Na rua que passava diante da casa nº 604, da Euclides da Cunha, o calçamento havia sido feito, recentemente. Nesta casa, de estilo italiano, muito alta, e de madeira bem forte, habitava a família barulhenta e alegre do casal de origem alemã, José e Elisabeth, que vieram há pouco tempo de mudança para a cidade, com seus cinco filhos: três meninas e dois meninos. A menorzinha de todos, Rosa, com seis anos de idade, gostava de ficar à janela nos dias de chuva, vendo as pessoas passar com seus guarda-chuvas, e a água rolando nas valetas da rua, formando poças e pequenos riachos cantantes.

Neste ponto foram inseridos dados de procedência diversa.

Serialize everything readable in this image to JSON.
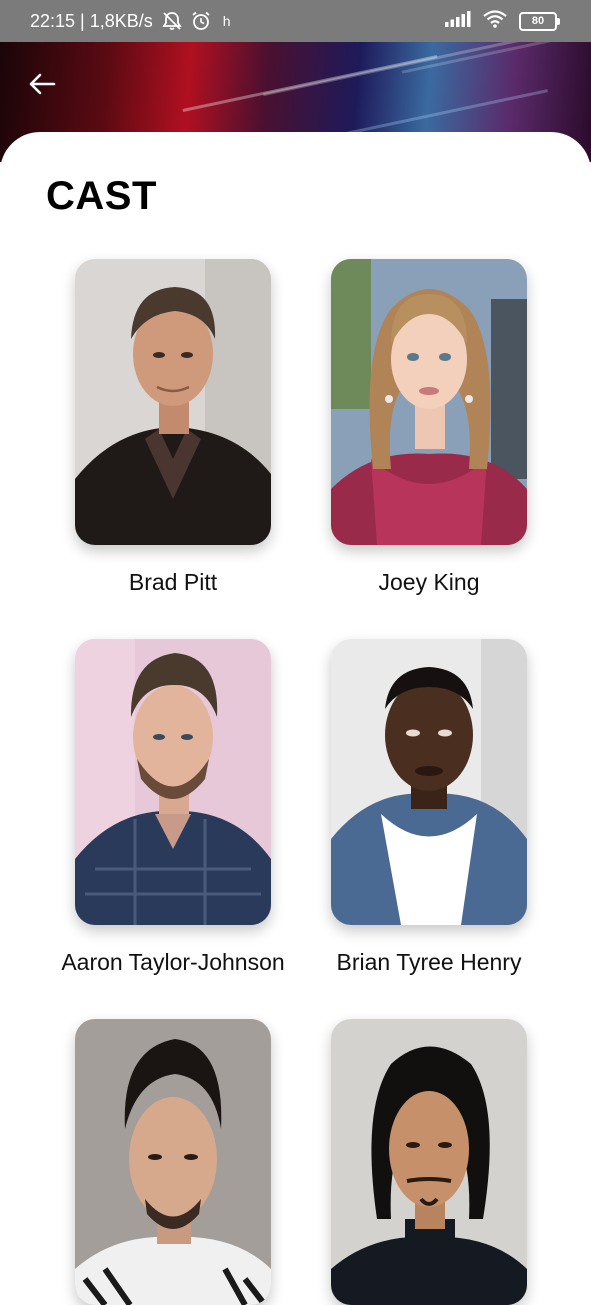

A impressão da vida,dizia que tudo era maravilhoso, ainda, pois brincava bastante com seus quatro irmãos, que faziam escadinha na idade: 8, 9 (as meninas) e 10 e 11 anos (os meninos). O pai trabalhava no Banco da cidade, e a mãe cuidava da casa, das crianças, e do orçamento doméstico. Tudo parecia estar no seu devido lugar.
Mas, havia um porém...
Naquela época, as pessoas falavam baixo nas esquinas, procurando se dispersar o mais breve possível, porque eram os anos da ditadura militar, e estavam proibidos os agrupamentos dos cidadãos em toda a cidade e no interior. Rosa estava matriculada no Pré, no Colégio Normal Santa Rosa de Lima - o Liminha, e, quando voltava para casa com seus irmãos, ouvia conversas dispersas dos irmãos e amiguinhos, sobre a revolução e sobre a tomada, pelos militares, do Poder no Brasil. Rosa corria atrás dos irmãos, para não perdê-los, pois era a caçula, e andava muito devagar, e, quando via as viaturas do exército circulando pelas ruas da cidade, seu coração enchia-se de pânico, pois não entendia nada do que se estava dizendo ao seu redor, mas sabia que era algo ruim, e aqueles carros de cor verde pareciam ter algo a ver com os comentários dos irmãos. O mais velho até falava em violência, agitando braços e pernas, erguendo a voz num tom de quem sabe tudo.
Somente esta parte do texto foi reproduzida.